Metro North Train Hits SUV at Crossing, Killing Six

(Valhalla, New York – February 3, 2015)

Another deadly commuter train accident occurred on New York’s Metro North railroad during Tuesday evening’s rush hour had estimates of deaths ranging from 7 to an indeterminate number after a female driver had her Jeep Cherokee SUV trapped on the railroad’s double-tracked main line at about 6:30 P.M., EST. The Jeep driver got out of her vehicle to inspect the damage, and then inadvertently drove into the path of the Danbury, CT-bound train with in excess of 750 passengers aboard. The intersection was that of Commerce Street in Valhalla, NY, 20 miles north of NYC.

The train was operating in control car-forward mode, with the locomotive at the rear of the train, a factor which undoubtedly increased the casualty count, which currently stands at the motorist plus five people aboard the train, which shoved the SUV several hundred feet down the tracks, was penetrated by the electrical power-providing third rail, and subsequently burst into flames, creating panic and confusion aboard the train which had departed Grand Central Station in New York City just 45 minutes prior to the fatal collision.

Known as the second-busiest railroad line in the country, the line sees a daily average of 107 trains which travel at speeds as high as 60 mph. According to Federal Railroad Administration records, the crossing was the site of another fatal car/train collision in October, 1984, and has flashing lights, bells and crossing gates.

Passengers aboard the first car found themselves left to self-rescue, survival-mode, as they clambered over one another and broke out windows to escape the flames, obviously fueled by the Jeep’s fuel tank.

At one point, Metro-North Spokesman Aaron Donovan said “We’re backing away from the number of six fatalities and awaiting definitive word,” as the numbers of dead and seriously injured, which finally stabilized at six fatalities and a dozen critical injuries,fluctuated as chaos and confusion continued for hours after the tragedy. It took nearly an hour to remove all the passengers trapped aboard the train, and horror stories of ineffective rescue techniques abounded.

“I was trapped. You know there was (sic) people in front of me and behind me, and I was trapped in the middle of a car and it was getting very hot,” Justin Kaback of Danbury, CT told ABC TV News. “All the air was turned off so there was no circulation so it was definitely scary especially when people are walking by on the outside and they said ‘The train is on fire. There’s a fire!’”

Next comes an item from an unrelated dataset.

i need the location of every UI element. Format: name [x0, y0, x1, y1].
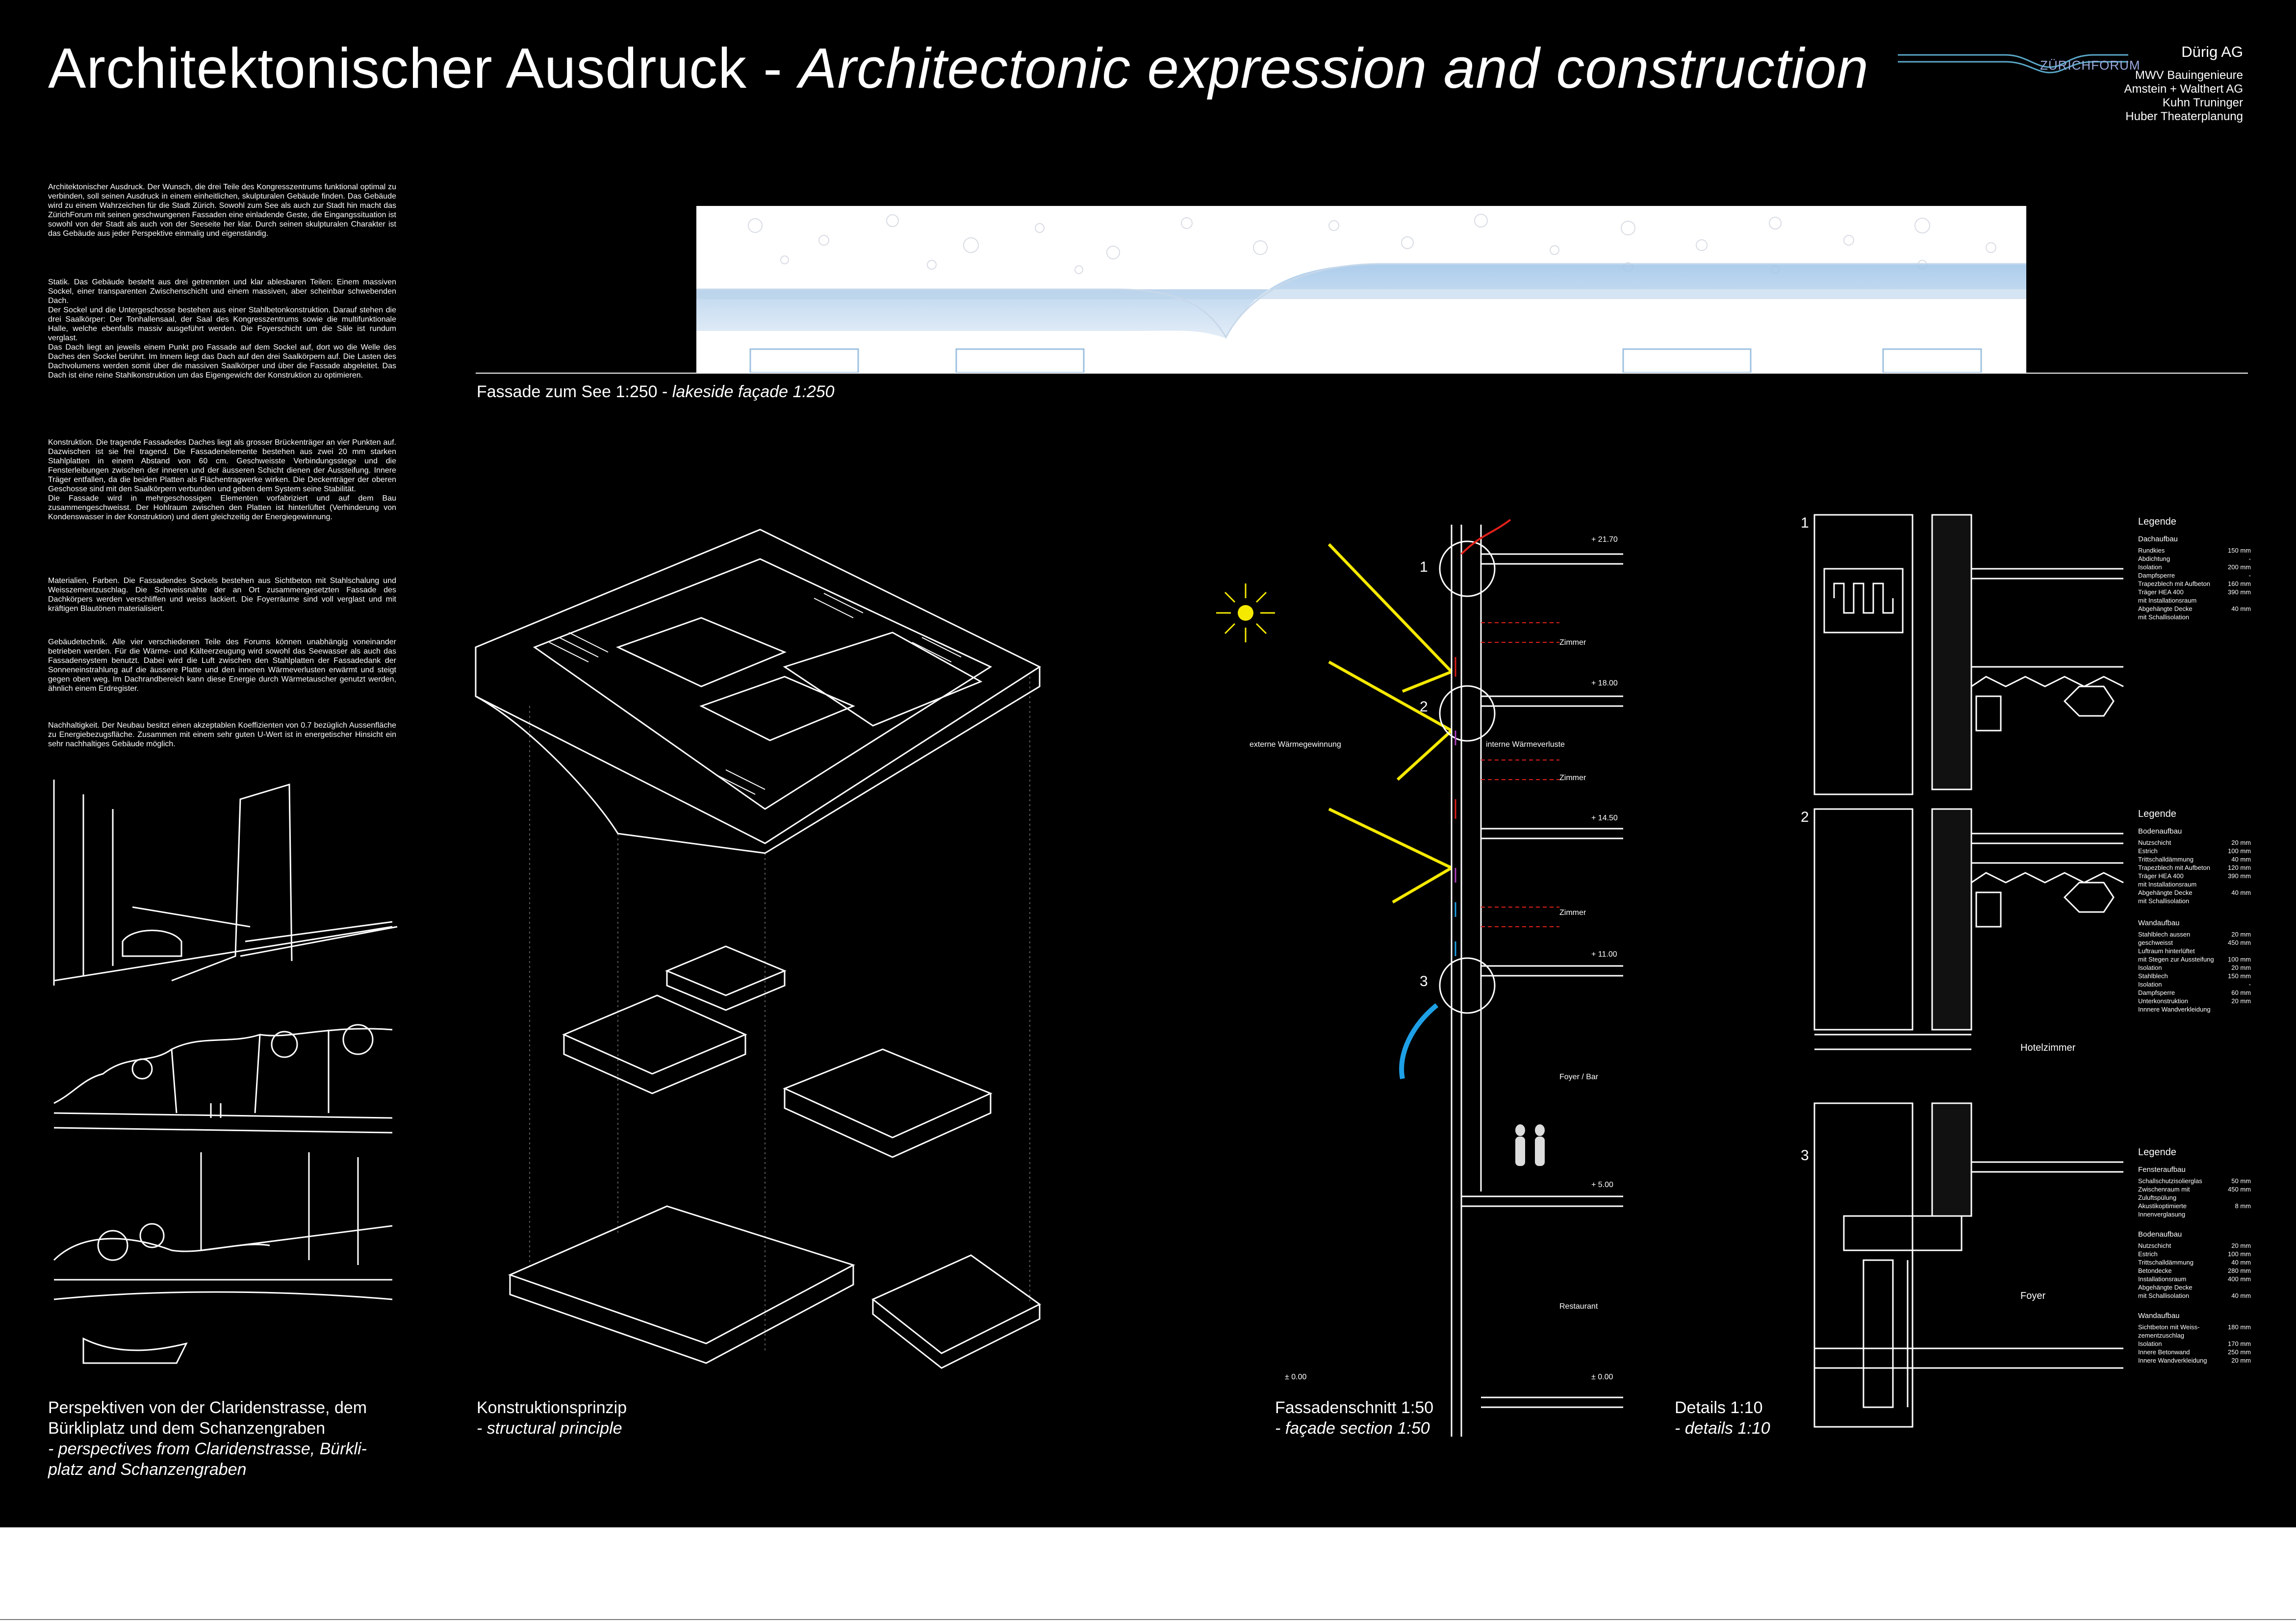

Another passenger, Stacey Eisner, who was aboard the last car on the train, said that rescue personnel used ladders to evacuate the car she was riding.

The National Transportation Safety Board, which has been involved in several investigations of at least five serious and fatal accidents occurring to the predominantly passenger transportation railroad in the past 18 months, was sending a team of rail and highway safety experts to investigate the tragic accident.